JSTOR Labs recently announced a new way to search called Text Analyzer (https://www.jstor.org/analyze/). You can upload a document such as a draft paper or another article that you found on JSTOR and the Text Analyzer generates a list of research articles and subject terms to help you find new sources. We have seen similar technology in brief checking tools offered by Westlaw and Lexis, but this is the first tool we’ve seen that applies this kind of AI in a scholarly setting.
How does it work? After you upload a document, the tool analyzes the text for key topics and phrases. It will identify certain keywords as “prioritized terms” and then look for similar content in JSTOR. The Text Analyzer allows you to edit the list of “prioritized terms” by adding or removing words or phrases or by adjusting their importance.

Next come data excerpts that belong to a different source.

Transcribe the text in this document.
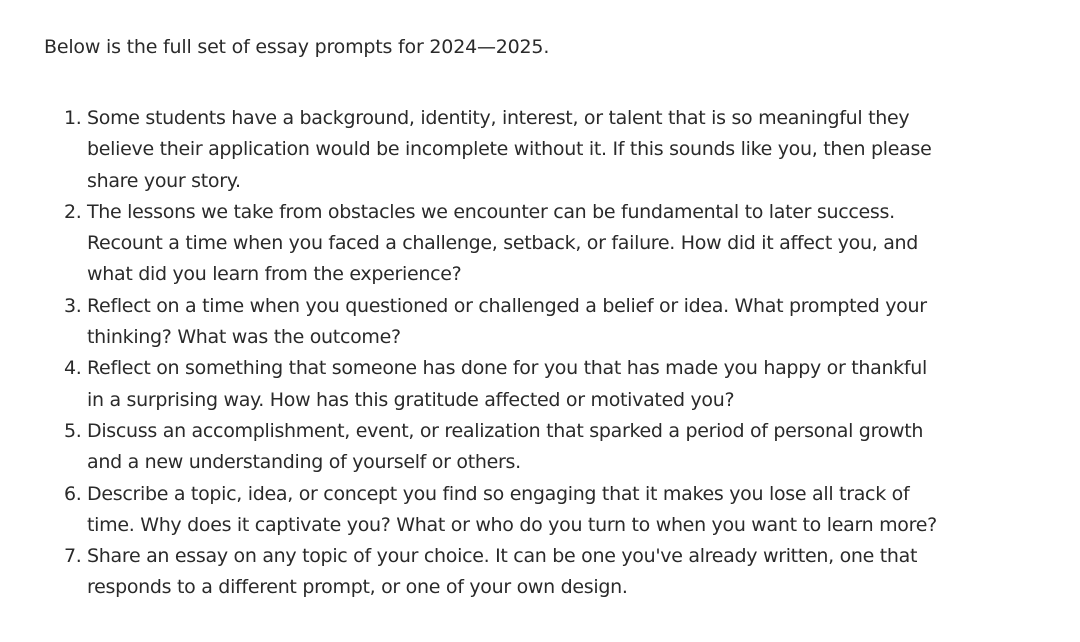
Below is the full set of essay prompts for 2024—2025.

1. Some students have a background, identity, interest, or talent that is so meaningful they believe their application would be incomplete without it. If this sounds like you, then please share your story.
2. The lessons we take from obstacles we encounter can be fundamental to later success. Recount a time when you faced a challenge, setback, or failure. How did it affect you, and what did you learn from the experience?
3. Reflect on a time when you questioned or challenged a belief or idea. What prompted your thinking? What was the outcome?
4. Reflect on something that someone has done for you that has made you happy or thankful in a surprising way. How has this gratitude affected or motivated you?
5. Discuss an accomplishment, event, or realization that sparked a period of personal growth and a new understanding of yourself or others.
6. Describe a topic, idea, or concept you find so engaging that it makes you lose all track of time. Why does it captivate you? What or who do you turn to when you want to learn more?
7. Share an essay on any topic of your choice. It can be one you've already written, one that responds to a different prompt, or one of your own design.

While I imagine that MS Word or PDF files would be the most common types of documents uploaded, the Text Analyzer accepts the following types of files: csv, doc, docx, gif, htm, html, jpg, jpeg, json, pdf, png, pptx, rtf, tif (tiff), txt, xlsx.
- If you access Text Analyzer using your phone, a camera icon will appear — use it to take a picture of any page of text and search with that.
- To run Text Analyzer on the text of a webpage — whether it’s a Google Doc or a NY Times article — drag and drop or paste the URL into the search box.
- Get creative with the kinds of documents you search with: try your class syllabus, the webpage of a news article, or the first paragraph or outline of a paper you’re writing.
- Try searching with non-English-language content if you have it — Text Analyzer can help you find you find English-language content about the same topics in JSTOR.
Note that the JSTOR Text Analyzer tool is still in beta, but it shows potential as an additional tool in your research toolbox.